With the state's latest stay-at-home order sending the Central Coast economy into a frenzy, several municipalities greenlit these new or expanded programs on Dec. 8 to try to stop the bleeding. According to SLO Chamber of Commerce CEO Jim Dantona, the help is critical now given the recent shutdown orders and the ongoing delays in Washington, D.C., to pass a stimulus bill.

SHOP LOCAL The SLO City Council allocated $3.4 million on Dec. 8 to support local economic activity amid the latest COVID-19 shutdown order. - FILE PHOTO BY PETER JOHNSON
  • File Photo By Peter Johnson
  • SHOP LOCAL The SLO City Council allocated $3.4 million on Dec. 8 to support local economic activity amid the latest COVID-19 shutdown order.

"If you look at the problems we're having with Congress—we're not getting that [assistance] out of our federal government. But our local governments are stepping up," Dantona told New Times. "Seeing Grover Beach and SLO injecting money directly into the economy ... they know that this is what it takes to at least keep something still on the tracks."

The SLO City Council unanimously voted on Dec. 8 to allocate $3.4 million in Measure G sales tax revenue to fund several initiatives: a "shop local" gift card program; grants to support commercial tenant improvements; a small business grant program; efforts to boost downtown vitality; and funds to support a new city homelessness czar position.

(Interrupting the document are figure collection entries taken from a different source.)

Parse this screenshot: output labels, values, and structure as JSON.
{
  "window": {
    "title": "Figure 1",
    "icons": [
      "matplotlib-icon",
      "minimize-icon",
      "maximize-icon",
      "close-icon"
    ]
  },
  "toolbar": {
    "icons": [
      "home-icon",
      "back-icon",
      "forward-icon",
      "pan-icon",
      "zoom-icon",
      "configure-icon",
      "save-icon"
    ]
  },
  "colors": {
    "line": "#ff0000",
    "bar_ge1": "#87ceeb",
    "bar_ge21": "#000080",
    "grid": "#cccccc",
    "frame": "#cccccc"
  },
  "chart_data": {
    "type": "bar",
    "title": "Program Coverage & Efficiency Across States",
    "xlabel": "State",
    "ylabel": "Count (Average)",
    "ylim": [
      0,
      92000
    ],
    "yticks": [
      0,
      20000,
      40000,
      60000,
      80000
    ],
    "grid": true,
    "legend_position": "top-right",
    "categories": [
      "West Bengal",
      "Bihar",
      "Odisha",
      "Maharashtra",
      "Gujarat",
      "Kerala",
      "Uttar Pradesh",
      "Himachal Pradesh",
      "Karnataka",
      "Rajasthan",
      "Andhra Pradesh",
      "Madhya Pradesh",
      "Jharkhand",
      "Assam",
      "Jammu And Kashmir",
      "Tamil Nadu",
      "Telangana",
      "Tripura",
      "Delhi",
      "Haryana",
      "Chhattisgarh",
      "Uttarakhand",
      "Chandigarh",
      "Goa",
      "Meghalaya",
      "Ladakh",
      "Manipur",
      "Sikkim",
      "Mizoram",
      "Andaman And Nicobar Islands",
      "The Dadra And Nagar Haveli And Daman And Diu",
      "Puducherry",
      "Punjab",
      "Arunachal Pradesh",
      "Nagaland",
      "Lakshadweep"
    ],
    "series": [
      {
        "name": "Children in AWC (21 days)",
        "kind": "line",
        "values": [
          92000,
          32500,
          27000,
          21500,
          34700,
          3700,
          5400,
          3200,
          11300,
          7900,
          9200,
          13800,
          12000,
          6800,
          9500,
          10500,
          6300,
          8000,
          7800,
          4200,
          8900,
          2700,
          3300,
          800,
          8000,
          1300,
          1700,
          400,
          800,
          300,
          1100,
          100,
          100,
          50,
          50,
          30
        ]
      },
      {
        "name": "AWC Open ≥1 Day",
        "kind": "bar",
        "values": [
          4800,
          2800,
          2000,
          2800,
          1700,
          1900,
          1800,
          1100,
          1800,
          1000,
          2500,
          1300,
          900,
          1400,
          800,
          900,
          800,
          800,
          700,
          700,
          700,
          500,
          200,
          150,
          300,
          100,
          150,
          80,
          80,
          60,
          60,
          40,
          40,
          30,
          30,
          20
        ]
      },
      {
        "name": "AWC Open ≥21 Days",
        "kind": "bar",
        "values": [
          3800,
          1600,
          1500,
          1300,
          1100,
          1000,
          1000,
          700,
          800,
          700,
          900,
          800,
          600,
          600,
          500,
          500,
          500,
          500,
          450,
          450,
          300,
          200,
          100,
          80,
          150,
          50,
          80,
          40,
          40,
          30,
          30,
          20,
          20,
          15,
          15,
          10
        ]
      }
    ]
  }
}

The most money—$2 million—will go toward the tenant improvement grants, aimed at helping businesses safely renovate their spaces for the pandemic. The remaining funds will be split between the other programs—$500,000 for small business grants, $200,000 for the shop local initiative, $425,000 for downtown vitality, and $300,000 to hire a full-time employee to spearhead a city response to homelessness.

Beginning Dec. 14, SLO shoppers buying takeout food or holiday gifts from local businesses should save their receipts to get a free $20 gift card from the city. That's the gist behind SLO's shop local program, which will launch starting this month and run to April 2021, with the city spending $50,000 per month on gift cards at local businesses.

While details are still pending, the goal is to hand out gift cards to locals who can prove they recently spent $100 at local retail stores and restaurants. Officials say the program will help stimulate economic activity between now and around the time that vaccinations become available.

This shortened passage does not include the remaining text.